Sen. Cory Booker pushes plan to legalize pot throughout U.S.
WASHINGTON – Sen. Cory Booker on Wednesday introduced legislation that would legalize marijuana, expunge federal marijuana convictions, and penalize states with racially disparate arrest or incarceration rates for marijuana-related crimes – a series of changes aimed at undoing some of the harm the nation’s decadeslong war on drugs has inflicted on poor and minority communities.
Like legislation introduced two years ago by Sen. Bernie Sanders, I-Vt., the bill from Booker, a New Jersey Democrat, would remove marijuana from the federal Controlled Substances Act. This would remove marijuana from the purview of the federal Drug Enforcement Administration and allow states to set their own policies.
But Booker’s bill would go considerably further. It would withhold some criminal justice funding from states that haven’t legalized marijuana if they exhibit racially disproportionate arrest or incarceration rates. In effect, this would apply to every state in which marijuana is not currently legal: a 2013 ACLU report found that nationwide, blacks were nearly four times as likely to be arrested on marijuana charges as whites, despite similar rates of use of the drug.
Booker’s legislation would effectively encourage states to legalize marijuana in order to avoid these penalties. Funds withheld from states would be put toward a federal “Community Reinvestment Fund” that would receive a separate $500 million in appropriations annually. The fund would be used to “establish a grant program to reinvest in communities most affected by the war on drugs.” It would cover job training programs, criminal re-entry assistance, public libraries and community centers, youth programs, and health education.
The bill would also create a process for expunging federal marijuana convictions and resentencing individuals currently serving time for federal marijuana offenses.
“For decades, the failed War on Drugs has locked up millions of nonviolent drug offenders – especially for marijuana-related offenses – at an incredible cost of lost human potential, torn apart families and communities, and taxpayer dollars,” Booker said in a Facebook post introducing the legislation.
He added that the legislation would “legalize marijuana at the federal level and go even further in an effort to remedy many of the failures of the War on Drugs. This is the right thing to do for public safety and will help reduce our overflowing prison population.”
Drug policy reformers cheered the bill’s ambitions of correcting past racial injustices. “From disparate marijuana-related arrests and incarceration rates to deportations and justifications for police brutality – the war on drugs has had disparate harm on low-income communities and communities of color,”said Queen Adesuyi of the Drug Policy Alliance, a group that supports marijuana legalization and criminal justice reform. “It’s time to rectify that.”
According to the Drug Policy Alliance’s estimates, black Americans represent 14 percent of regular drug users, but 37 percent of people arrested for drug offenses. Nationwide police arrest more people for marijuana offenses than for violent crime. Those arrests fall disproportionately on minorities, according to the ACLU and Human Rights Watch.
Booker’s bill “is the single most far-reaching marijuana bill that’s ever been filed in either chamber of Congress,” said Tom Angell of the pro-legalization group Marijuana Majority in a statement. “More than just getting the federal government out of the way so that states can legalize without DEA harassment, this new proposal goes even further by actually punishing states that have bad marijuana laws.”

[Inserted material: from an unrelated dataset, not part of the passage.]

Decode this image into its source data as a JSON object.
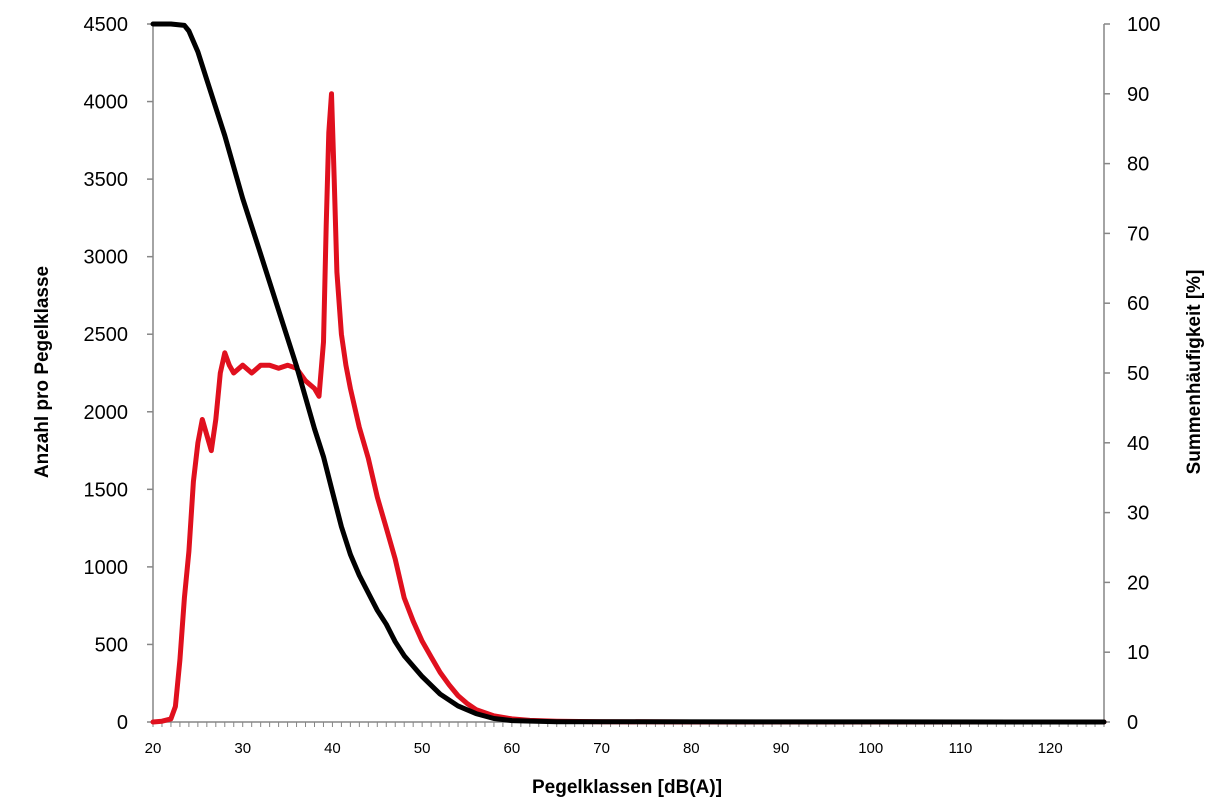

Legalization skeptics, on the other hand, were unimpressed. “Given the opioid epidemic, (Booker’s) legislative energy would be much better spent implementing solutions to that crisis,” said Kevin Sabet of Smart Approaches to Marijuana, a group that opposes legalization. “But the Big Marijuana lobbyists are probably very happy.”

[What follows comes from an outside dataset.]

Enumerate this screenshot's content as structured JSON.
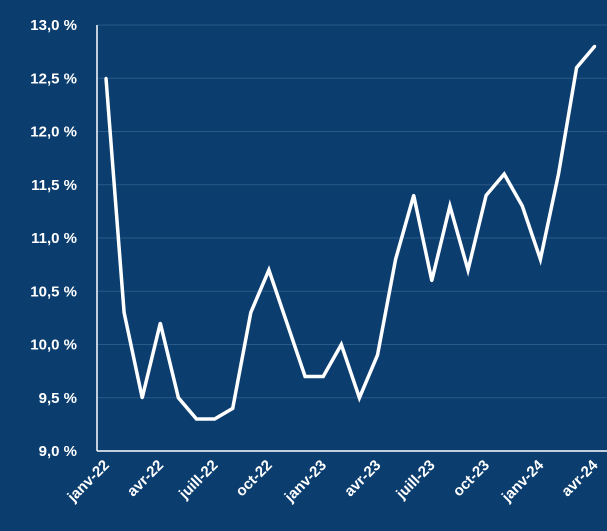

The bill stands little chance of passing in a Republican-controlled Congress. But Booker is frequently mentioned as a leading contender for the Democratic presidential nomination in 2020. His full-throated embrace of legalization is a signal that the party continues to evolve on an issue that’s overwhelmingly popular with Democratic voters.
In the last election cycle, party nominee Hillary Clinton never endorsed legalization, despite convincing evidence that doing so could have shored up support among younger voters. And public support for legalization has solidified since then. Voters in four states opted to legalize marijuana in 2016, and national support for legalization in Gallup polling reached 60 percent for the first time.

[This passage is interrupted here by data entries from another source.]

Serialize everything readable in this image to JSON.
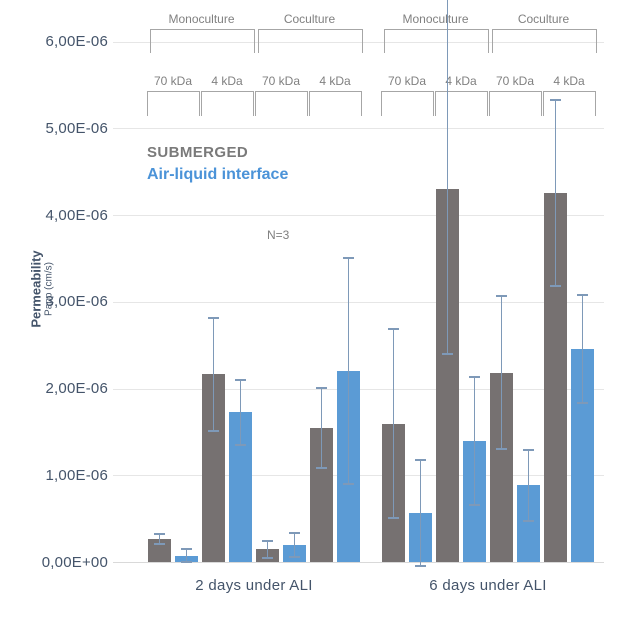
{
  "chart_data": {
    "type": "bar",
    "title": "",
    "ylabel": "Permeability",
    "ylabel_sub": "Papp (cm/s)",
    "annotation": "N=3",
    "y_tick_labels_top_down": [
      "6,00E-06",
      "5,00E-06",
      "4,00E-06",
      "3,00E-06",
      "2,00E-06",
      "1,00E-06",
      "0,00E+00"
    ],
    "ylim": [
      0,
      6e-06
    ],
    "value_unit": "cm/s",
    "values_note": "v and e are in units of 1e-6 cm/s",
    "grid": true,
    "legend_position": "top-left-inside",
    "series": [
      {
        "name": "SUBMERGED",
        "color": "#767171"
      },
      {
        "name": "Air-liquid interface",
        "color": "#5B9BD5"
      }
    ],
    "groups": [
      {
        "label": "2 days under ALI",
        "culture_labels": [
          "Monoculture",
          "Coculture"
        ],
        "pairs": [
          {
            "culture": "Monoculture",
            "size": "70 kDa",
            "submerged": {
              "v": 0.27,
              "e": 0.06
            },
            "ali": {
              "v": 0.08,
              "e": 0.07
            }
          },
          {
            "culture": "Monoculture",
            "size": "4 kDa",
            "submerged": {
              "v": 2.17,
              "e": 0.65
            },
            "ali": {
              "v": 1.73,
              "e": 0.37
            }
          },
          {
            "culture": "Coculture",
            "size": "70 kDa",
            "submerged": {
              "v": 0.15,
              "e": 0.1
            },
            "ali": {
              "v": 0.2,
              "e": 0.14
            }
          },
          {
            "culture": "Coculture",
            "size": "4 kDa",
            "submerged": {
              "v": 1.55,
              "e": 0.46
            },
            "ali": {
              "v": 2.21,
              "e": 1.3
            }
          }
        ]
      },
      {
        "label": "6 days under ALI",
        "culture_labels": [
          "Monoculture",
          "Coculture"
        ],
        "pairs": [
          {
            "culture": "Monoculture",
            "size": "70 kDa",
            "submerged": {
              "v": 1.6,
              "e": 1.09
            },
            "ali": {
              "v": 0.57,
              "e": 0.61
            }
          },
          {
            "culture": "Monoculture",
            "size": "4 kDa",
            "submerged": {
              "v": 4.31,
              "e_up": 2.3,
              "e_down": 1.91
            },
            "ali": {
              "v": 1.4,
              "e": 0.74
            }
          },
          {
            "culture": "Coculture",
            "size": "70 kDa",
            "submerged": {
              "v": 2.19,
              "e": 0.88
            },
            "ali": {
              "v": 0.89,
              "e": 0.41
            }
          },
          {
            "culture": "Coculture",
            "size": "4 kDa",
            "submerged": {
              "v": 4.26,
              "e": 1.07
            },
            "ali": {
              "v": 2.46,
              "e": 0.62
            }
          }
        ]
      }
    ]
  },
  "colors": {
    "submerged_bar": "#767171",
    "ali_bar": "#5B9BD5",
    "legend_submerged_text": "#7a7a7a",
    "legend_ali_text": "#4B93D8",
    "axis_text": "#44546A",
    "bracket_line": "#a6a6a6",
    "bracket_text": "#808080",
    "gridline": "#e6e6e6",
    "axis_line": "#d9d9d9",
    "error_bar": "#7E99B8",
    "annotation_text": "#808080"
  }
}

While a longtime opponent of the drug war and an advocate for criminal justice reform, Booker has evolved rapidly on marijuana issues in recent years. As recently as 2015 he declined to support legalization in an interview with Vox, preferring instead to focus on medical marijuana issues and loosening some federal restrictions to make research and medical use easier.
But Tuesday, Booker struck a much different tone. “Descheduling marijuana and applying that change retroactively to people currently serving time for marijuana offenses is a necessary step in correcting this unjust system,” he said in a statement. “States have so far led the way in reforming our criminal justice system and it’s about time the federal government catches up and begins to assert leadership.”